In the beginning there was a man and a bowl. A piece of cloth for a covering, perhaps orange like the sunrise, or brown like the ground. He would go from door to door, and people would give him food. No one called him a beggar, they called it giving alms.

The madman looked like a benign grandfather, as they often do. He didn’t have eyes like caves or hair on his face to hide a disturbing smile. In fact, when he smiled, it seemed sincere. But it was not a smile to make new friends, it was a smile to ward them off. It was the smile of the four-faced stone Buddhas on the Angkor Wat, after a rocket had been launched at it.

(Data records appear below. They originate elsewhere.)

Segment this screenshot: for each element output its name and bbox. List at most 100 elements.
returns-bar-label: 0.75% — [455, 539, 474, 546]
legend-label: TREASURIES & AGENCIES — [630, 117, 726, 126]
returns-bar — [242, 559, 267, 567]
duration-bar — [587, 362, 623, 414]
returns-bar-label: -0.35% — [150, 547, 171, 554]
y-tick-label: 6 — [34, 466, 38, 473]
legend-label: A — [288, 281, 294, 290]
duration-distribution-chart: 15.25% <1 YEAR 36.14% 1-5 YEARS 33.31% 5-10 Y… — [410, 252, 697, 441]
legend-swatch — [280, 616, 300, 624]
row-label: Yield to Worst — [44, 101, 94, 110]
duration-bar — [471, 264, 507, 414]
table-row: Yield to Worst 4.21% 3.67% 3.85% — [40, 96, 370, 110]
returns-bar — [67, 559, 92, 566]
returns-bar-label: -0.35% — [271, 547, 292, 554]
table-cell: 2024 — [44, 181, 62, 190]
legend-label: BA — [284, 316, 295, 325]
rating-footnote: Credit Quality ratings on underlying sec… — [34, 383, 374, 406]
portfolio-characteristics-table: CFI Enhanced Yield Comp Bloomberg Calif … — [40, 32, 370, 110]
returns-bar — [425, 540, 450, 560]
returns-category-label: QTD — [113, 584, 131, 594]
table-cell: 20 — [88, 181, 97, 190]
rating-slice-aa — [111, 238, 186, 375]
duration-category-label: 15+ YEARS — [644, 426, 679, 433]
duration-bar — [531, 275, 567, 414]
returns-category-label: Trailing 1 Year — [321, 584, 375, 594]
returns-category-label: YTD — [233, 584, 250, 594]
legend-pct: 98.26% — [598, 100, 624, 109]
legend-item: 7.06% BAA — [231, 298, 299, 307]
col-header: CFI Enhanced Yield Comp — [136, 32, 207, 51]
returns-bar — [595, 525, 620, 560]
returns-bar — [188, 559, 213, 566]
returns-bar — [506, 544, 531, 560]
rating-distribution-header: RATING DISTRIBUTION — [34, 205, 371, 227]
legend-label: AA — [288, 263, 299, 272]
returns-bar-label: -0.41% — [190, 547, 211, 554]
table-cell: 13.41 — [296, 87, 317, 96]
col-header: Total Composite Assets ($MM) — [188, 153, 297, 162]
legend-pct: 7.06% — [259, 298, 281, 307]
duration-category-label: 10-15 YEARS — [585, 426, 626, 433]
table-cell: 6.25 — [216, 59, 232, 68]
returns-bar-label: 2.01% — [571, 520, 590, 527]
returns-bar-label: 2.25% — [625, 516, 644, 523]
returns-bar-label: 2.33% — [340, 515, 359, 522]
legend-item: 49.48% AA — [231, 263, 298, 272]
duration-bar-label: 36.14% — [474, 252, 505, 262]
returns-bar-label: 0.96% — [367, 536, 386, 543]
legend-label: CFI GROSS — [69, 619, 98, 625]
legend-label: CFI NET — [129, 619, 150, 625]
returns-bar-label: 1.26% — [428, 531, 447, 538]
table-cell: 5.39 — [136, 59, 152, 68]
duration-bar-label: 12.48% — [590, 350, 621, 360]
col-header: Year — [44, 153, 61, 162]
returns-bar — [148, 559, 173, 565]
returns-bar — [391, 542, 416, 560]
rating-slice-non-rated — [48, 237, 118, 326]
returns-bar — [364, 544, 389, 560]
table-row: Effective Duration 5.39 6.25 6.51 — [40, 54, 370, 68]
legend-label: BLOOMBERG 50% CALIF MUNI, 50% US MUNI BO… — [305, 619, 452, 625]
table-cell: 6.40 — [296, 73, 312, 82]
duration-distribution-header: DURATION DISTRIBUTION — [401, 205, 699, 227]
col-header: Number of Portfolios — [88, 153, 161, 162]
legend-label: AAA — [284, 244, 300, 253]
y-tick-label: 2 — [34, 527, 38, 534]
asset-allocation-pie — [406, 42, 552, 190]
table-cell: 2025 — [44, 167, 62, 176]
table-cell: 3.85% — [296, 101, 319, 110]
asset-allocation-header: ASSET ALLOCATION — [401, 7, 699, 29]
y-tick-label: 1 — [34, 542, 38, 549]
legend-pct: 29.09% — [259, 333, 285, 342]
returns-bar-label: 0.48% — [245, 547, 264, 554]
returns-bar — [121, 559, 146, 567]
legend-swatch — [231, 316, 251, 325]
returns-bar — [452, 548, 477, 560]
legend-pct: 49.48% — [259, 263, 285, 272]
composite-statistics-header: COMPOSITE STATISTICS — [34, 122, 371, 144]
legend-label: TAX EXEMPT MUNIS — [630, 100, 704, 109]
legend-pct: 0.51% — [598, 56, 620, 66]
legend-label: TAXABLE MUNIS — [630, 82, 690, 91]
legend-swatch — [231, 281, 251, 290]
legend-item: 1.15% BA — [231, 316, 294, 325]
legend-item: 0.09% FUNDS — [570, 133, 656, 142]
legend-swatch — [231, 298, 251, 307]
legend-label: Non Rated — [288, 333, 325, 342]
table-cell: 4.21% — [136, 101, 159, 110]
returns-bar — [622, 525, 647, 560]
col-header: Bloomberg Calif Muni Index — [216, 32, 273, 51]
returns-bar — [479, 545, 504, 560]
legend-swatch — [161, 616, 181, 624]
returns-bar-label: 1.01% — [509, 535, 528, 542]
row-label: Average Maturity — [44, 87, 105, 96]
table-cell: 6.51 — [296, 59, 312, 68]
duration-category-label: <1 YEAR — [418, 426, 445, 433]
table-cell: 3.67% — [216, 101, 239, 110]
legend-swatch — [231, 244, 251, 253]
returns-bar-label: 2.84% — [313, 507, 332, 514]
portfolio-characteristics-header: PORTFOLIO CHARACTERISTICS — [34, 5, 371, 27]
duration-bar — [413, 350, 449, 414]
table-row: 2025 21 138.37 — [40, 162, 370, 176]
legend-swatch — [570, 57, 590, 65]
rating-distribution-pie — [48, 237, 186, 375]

The madman, whose name was Saloth Sar, had once worn an orange blanket, had once carried a bowl. For a time there he chanted and lived a life of complete dependency on the grace of others. But then he started to realise that the order he belonged to was wrong when seen from the angle of a new world. Monks floated around like orange butterflies, and butterflies were creatures that were superfluous.

The madman took his new name of war not from a virtue like courage, or even from a creature like a snake. His name came from the coldest of places – a concept, Political Potential, and an ideal, fraternity. Brother Number One, or Pol Pot for short, had visions for a brave new world that would grow green over the cratered old one.

A few decades ago, the French had discovered the temple in the forests, the Angkor Wat. They were astonished by such a miracle, but it had always lain there, in wait. Meanwhile the carved stone pillars had coupled with the trees so that when the archaeologists discovered the lost world, nature and man-made history seemed to be conjoined companions. But this was a benign creation, unlike the new world to come.

In Pol Pot’s godless prelapsarian paradise, everything was presumed perfect about the original man, the ‘Base Person’. The Base Person was as if moulded from clay, emerging from the earth on which he stood. Sometimes his skin was even the same colour. The peasant who had tilled this land for hundreds and hundreds of years with self-sufficient stoicism had no need for glasses, false teeth, walking canes, shoes. Only jumped-up city folk needed such things because they couldn’t walk barefoot on the land without their soft soles bleeding. Some of them even died from walking on the land. They called it infection, but the revolution called it weakness. All those soft, soft soles. The only thing a person in this brave new world needed was a body fit for work and a clean mind.

That was what Pol Pot, once known as Saloth Sar, expected of his people. They were to start the world anew from Year Zero. It would be as if they were to wake up every morning with the past wiped out, their minds blown up clean and taut and soaring like balloons. Those who couldn’t wipe their minds hard or fast or clean enough would be popped.